Friday, February 24, 2012

Captaining the Caps

Let me preface this by saying I have never played hockey. I've never played on a varsity team, but I have played on JV squads in other sports (wrestling and rugby). So while I can't say that I know exactly what the most desirable traits are in the captain of a hockey squad, I have at lease some exposure to team sports and captaincy.

It is my opinion that Ovechkin should relinquish the "C" to Brooks Laich this offseason. Doing so right now would merely add more turmoil and misplaced focus to an already fragile Caps squad, but I do think it would be for the best once the season is over.

I am not saying, by any means, that Ovechkin is not a leader on the Capitals, nor that he is an ineffective leader. I simply believe that he is not the best leader on the team. What I do believe is that Ovechkin is usually one of the best leaders on the ice in terms of passion for the game and skill. His numbers may be slumping as of late, and people have questioned his effort accordingly. But watch his reaction when anybody on the team scores. Watch his face when the team is down. Watch him absolutely blow someone up because they dared lay a heavy hit on him. This is a guy who cares about winning and about his team, regardless of how many coaches rotate in and how many talking heads say otherwise. You will never convince me otherwise.

What I am convinced of is that these alone are not the only qualifications for leading as team captain. Brooks Laich embodies those qualities a little better. There is a reason that his name comes up every single time someone questions who should be captain, just as talks of who should be captain come up every time he gives a presser. It is no secret that his voice is one of the loudest and most respected in the locker room, along with that of Mike Knuble. Unlike Laich, though, Knuble does not have a fresh six-year deal that clearly pays him as much for his leadership skills as his hockey skills.

On the ice, Laich is a leader as well. For all of Ovechkin's skills, you probably won't see him suiting up as a center one day, left wing the next, and then filling in on defense next week. Laich is an all-around player. As much as I love Ovi, he just doesn't fit that description. I think the Great 8 is the best player on the team, but that the best player on the team does not necessarily have to be the captain.

The L.A. Kings chose Dustin Brown, a 20-goal two-way forward as their captain. The Penguins chose Sidney Crosby, who (good lord I hate saying this) established himself as the best player in the league when he is healthy. The Kings have plenty of talent, plenty of players who have more offensive talent than Brown, especially now that they have Mike Richards and Jeff Carter on the team to join Anze Kopitar, but Brown is the guy who better exemplifies what they need in a captain. Part of me thinks that the Caps looked at the Penguins a little too much when they chose their best player as their captain. But who else would they have chosen? Nobody else remotely worthy of the role, aside from Evgeni Malkin, was really guaranteed to be there for a substantial period of time, and the Penguins were going through as much of a rebuild as the Caps.

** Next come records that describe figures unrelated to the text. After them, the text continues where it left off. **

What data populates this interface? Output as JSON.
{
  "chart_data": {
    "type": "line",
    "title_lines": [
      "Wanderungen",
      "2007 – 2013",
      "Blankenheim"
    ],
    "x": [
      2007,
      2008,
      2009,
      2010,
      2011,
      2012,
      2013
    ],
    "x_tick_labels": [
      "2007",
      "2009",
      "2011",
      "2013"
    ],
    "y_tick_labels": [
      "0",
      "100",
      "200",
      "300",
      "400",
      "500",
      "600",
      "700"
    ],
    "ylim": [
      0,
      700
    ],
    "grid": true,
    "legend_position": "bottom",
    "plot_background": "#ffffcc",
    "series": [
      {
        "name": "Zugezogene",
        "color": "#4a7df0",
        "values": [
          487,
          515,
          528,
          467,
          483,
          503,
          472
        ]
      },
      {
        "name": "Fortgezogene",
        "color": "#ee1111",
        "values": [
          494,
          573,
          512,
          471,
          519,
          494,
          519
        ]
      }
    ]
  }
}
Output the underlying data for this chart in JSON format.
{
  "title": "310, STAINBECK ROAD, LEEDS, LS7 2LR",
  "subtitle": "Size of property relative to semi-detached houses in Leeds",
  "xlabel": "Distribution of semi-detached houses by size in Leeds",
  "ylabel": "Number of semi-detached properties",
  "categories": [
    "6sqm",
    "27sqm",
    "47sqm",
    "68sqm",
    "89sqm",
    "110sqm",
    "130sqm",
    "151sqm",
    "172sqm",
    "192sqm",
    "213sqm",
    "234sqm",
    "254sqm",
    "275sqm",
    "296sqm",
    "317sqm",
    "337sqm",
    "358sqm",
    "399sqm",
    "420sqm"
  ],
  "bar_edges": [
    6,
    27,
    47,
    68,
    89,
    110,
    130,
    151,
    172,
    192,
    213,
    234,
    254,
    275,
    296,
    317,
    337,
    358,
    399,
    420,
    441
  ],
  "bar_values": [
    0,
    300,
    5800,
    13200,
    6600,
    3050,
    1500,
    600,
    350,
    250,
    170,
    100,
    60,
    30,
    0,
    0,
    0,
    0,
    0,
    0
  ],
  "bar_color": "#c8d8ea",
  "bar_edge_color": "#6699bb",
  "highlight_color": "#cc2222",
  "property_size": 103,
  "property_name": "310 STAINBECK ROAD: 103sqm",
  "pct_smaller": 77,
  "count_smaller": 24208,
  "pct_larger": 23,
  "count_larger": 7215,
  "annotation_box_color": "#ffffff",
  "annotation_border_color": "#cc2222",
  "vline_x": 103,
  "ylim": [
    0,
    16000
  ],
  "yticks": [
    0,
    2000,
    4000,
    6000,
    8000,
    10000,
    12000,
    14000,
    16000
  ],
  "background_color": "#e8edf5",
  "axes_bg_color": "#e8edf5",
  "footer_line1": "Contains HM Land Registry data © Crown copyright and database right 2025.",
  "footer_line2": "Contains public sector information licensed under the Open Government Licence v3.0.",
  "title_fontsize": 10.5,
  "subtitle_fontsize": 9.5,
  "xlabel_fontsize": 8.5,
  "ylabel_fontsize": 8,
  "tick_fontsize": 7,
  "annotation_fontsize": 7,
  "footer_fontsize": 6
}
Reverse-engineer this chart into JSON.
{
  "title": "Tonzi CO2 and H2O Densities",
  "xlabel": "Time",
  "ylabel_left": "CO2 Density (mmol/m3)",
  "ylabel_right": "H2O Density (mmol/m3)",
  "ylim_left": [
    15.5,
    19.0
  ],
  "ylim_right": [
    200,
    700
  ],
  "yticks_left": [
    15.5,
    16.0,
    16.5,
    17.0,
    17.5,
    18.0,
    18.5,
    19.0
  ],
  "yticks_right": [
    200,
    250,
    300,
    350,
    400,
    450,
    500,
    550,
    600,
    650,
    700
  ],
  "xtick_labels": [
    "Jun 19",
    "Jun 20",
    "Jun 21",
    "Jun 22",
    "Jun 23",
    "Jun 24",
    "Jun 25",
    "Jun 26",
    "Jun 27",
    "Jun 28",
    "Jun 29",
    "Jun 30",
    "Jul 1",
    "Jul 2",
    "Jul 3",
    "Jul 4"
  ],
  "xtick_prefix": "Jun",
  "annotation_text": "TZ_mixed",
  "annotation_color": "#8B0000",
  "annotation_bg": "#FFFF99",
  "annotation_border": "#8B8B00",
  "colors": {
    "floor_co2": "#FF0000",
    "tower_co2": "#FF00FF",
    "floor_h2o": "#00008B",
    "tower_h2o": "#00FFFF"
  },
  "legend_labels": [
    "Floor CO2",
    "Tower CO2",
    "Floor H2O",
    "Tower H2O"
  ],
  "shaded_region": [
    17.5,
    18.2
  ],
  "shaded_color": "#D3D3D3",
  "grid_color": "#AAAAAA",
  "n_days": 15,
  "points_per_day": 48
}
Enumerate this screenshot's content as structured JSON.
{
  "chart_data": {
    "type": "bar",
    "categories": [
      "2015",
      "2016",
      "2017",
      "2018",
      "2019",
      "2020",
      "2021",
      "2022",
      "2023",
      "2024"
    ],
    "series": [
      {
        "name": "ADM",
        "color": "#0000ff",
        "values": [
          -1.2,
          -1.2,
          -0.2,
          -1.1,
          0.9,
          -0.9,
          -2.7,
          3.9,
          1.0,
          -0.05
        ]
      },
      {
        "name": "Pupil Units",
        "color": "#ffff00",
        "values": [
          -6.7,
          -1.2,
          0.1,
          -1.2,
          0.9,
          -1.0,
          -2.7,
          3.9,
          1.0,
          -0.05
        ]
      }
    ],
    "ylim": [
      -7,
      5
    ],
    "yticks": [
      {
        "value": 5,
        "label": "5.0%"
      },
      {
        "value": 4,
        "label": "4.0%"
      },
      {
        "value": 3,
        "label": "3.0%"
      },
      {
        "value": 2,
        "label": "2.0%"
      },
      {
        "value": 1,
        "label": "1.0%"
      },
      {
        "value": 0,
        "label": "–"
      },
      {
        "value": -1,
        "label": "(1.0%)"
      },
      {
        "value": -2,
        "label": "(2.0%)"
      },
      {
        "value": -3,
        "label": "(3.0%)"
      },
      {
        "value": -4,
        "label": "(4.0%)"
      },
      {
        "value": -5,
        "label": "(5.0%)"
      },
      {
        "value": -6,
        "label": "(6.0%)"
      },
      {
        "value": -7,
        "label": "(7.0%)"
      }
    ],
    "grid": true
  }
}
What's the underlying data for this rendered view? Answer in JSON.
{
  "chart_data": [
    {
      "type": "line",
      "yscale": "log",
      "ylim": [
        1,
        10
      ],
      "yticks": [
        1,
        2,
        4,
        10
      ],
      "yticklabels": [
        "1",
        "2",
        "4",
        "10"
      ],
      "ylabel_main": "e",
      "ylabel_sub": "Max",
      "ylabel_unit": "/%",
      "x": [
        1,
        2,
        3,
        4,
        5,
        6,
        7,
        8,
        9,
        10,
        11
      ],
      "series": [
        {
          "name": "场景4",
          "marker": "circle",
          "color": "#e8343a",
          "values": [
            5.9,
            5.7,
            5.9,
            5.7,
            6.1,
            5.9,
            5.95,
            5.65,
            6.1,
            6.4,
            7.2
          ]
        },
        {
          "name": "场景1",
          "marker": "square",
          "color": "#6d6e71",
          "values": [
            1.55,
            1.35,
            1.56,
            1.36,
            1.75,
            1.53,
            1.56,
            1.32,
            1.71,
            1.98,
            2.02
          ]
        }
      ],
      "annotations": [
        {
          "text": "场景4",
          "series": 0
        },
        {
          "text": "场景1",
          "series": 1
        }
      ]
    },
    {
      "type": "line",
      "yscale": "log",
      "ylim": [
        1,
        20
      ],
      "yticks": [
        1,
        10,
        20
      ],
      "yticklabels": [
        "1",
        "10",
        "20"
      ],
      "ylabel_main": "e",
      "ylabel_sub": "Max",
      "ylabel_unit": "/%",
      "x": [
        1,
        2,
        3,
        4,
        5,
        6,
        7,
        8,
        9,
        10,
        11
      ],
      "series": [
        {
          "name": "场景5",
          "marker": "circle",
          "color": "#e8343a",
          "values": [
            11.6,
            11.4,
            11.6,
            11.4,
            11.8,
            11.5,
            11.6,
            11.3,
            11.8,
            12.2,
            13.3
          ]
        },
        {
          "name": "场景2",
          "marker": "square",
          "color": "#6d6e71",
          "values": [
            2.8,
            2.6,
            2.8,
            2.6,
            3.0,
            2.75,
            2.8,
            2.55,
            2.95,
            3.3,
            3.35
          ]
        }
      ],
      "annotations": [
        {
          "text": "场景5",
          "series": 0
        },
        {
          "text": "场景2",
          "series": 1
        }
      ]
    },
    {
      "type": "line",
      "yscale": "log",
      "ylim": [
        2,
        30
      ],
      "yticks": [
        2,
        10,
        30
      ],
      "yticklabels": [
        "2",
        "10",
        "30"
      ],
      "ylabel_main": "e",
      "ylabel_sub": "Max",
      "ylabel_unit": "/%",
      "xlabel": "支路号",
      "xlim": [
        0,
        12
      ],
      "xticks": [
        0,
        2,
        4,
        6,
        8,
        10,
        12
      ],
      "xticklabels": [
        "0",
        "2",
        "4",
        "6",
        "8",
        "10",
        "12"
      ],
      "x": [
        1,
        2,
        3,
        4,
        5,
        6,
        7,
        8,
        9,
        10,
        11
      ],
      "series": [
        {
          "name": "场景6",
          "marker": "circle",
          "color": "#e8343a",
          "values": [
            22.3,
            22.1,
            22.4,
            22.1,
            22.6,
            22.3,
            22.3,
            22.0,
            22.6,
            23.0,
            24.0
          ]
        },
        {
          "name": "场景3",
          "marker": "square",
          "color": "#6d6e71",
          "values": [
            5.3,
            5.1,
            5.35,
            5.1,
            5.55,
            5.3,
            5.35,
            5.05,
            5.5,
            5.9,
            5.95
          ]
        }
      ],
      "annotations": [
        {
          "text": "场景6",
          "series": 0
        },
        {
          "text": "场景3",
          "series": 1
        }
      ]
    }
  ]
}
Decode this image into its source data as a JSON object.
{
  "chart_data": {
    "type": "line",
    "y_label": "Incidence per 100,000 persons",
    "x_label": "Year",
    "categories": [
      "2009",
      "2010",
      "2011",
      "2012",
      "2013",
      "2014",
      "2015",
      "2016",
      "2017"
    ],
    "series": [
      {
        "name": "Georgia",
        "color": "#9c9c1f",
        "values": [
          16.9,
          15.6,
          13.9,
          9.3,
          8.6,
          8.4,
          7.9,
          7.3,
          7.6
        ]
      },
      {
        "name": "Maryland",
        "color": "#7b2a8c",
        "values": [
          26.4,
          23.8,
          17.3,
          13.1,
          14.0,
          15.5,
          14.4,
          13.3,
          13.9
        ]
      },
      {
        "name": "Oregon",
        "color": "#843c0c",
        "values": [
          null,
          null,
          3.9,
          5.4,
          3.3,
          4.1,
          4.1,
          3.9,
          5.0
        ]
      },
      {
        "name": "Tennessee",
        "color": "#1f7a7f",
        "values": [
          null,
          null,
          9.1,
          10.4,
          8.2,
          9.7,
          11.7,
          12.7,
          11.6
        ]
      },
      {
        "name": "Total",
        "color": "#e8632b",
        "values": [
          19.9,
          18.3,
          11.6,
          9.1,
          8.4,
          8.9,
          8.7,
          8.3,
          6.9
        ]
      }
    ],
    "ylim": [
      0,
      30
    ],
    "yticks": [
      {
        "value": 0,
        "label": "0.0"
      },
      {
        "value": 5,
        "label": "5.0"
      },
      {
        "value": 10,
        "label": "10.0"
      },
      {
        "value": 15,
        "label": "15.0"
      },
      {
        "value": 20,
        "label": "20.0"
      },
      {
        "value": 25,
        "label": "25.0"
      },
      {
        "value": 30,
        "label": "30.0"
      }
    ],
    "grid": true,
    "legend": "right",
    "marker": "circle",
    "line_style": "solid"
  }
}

When Chris Clark was injured for the better part of three seasons before ultimately being traded while still holding the captaincy, it made a lot of sense to make Ovi his replacement. He was on top of the world, a whirlwind force on the ice, and the face of the franchise. Laich wasn't guaranteed to be around, because the Caps were still forming their new identity. Whether Ovechkin was truly ready for the role is a whole different story, and one that none of us who are not close to him personally can ever truly attest to. What can be attested to now is that Laich is the guy that many fans and much of the media look to as the true leader and heart of the team off the ice, and as a more than capable player and leader on the ice. He is the guy who runs warm-ups, and has for five years.

Aside from Laich being the guy I think would be the best captain for the team right now, especially through turmoil and regime change, I think it could possibly be better for Ovechkin right now, too. Much has been made of Olie Kolzig's comments that Ovi needs to get back to his younger years and back off from his "rock star" image. I don't think those comments are meant to be nearly as negative as many have made them out to be. I think it is more a call for him to remove distractions and focus on his game, to not get quite so caught up in all the pressures of his life and being pulled in 100 different directions from the team, the league, the coaches, the media, the sponsors, the fans, and everyone else. Whether or not it is a phantom correlation (X and Y appear correlated, but only because Z is happening at the same time), Ovechkin's offensive production has plummeted since taking on the captain's role. Removing one more pressure from his life could arguably help him regain his focus, helping his production and by proxy, the team. Admittedly, that may be a bit of a stretch, but it is still a factor that should be considered.

If the Capitals could have co-captains, I would be 100% behind Ovechkin and Laich sharing the role. But since the NHL does not allow teams to have co-captains, I think that Laich should have a shot starting next season. Again, this is really nothing against Ovechkin, but is instead praise for Laich and recognition that the team is going through changes one way or another. A different captain may help facilitate that change.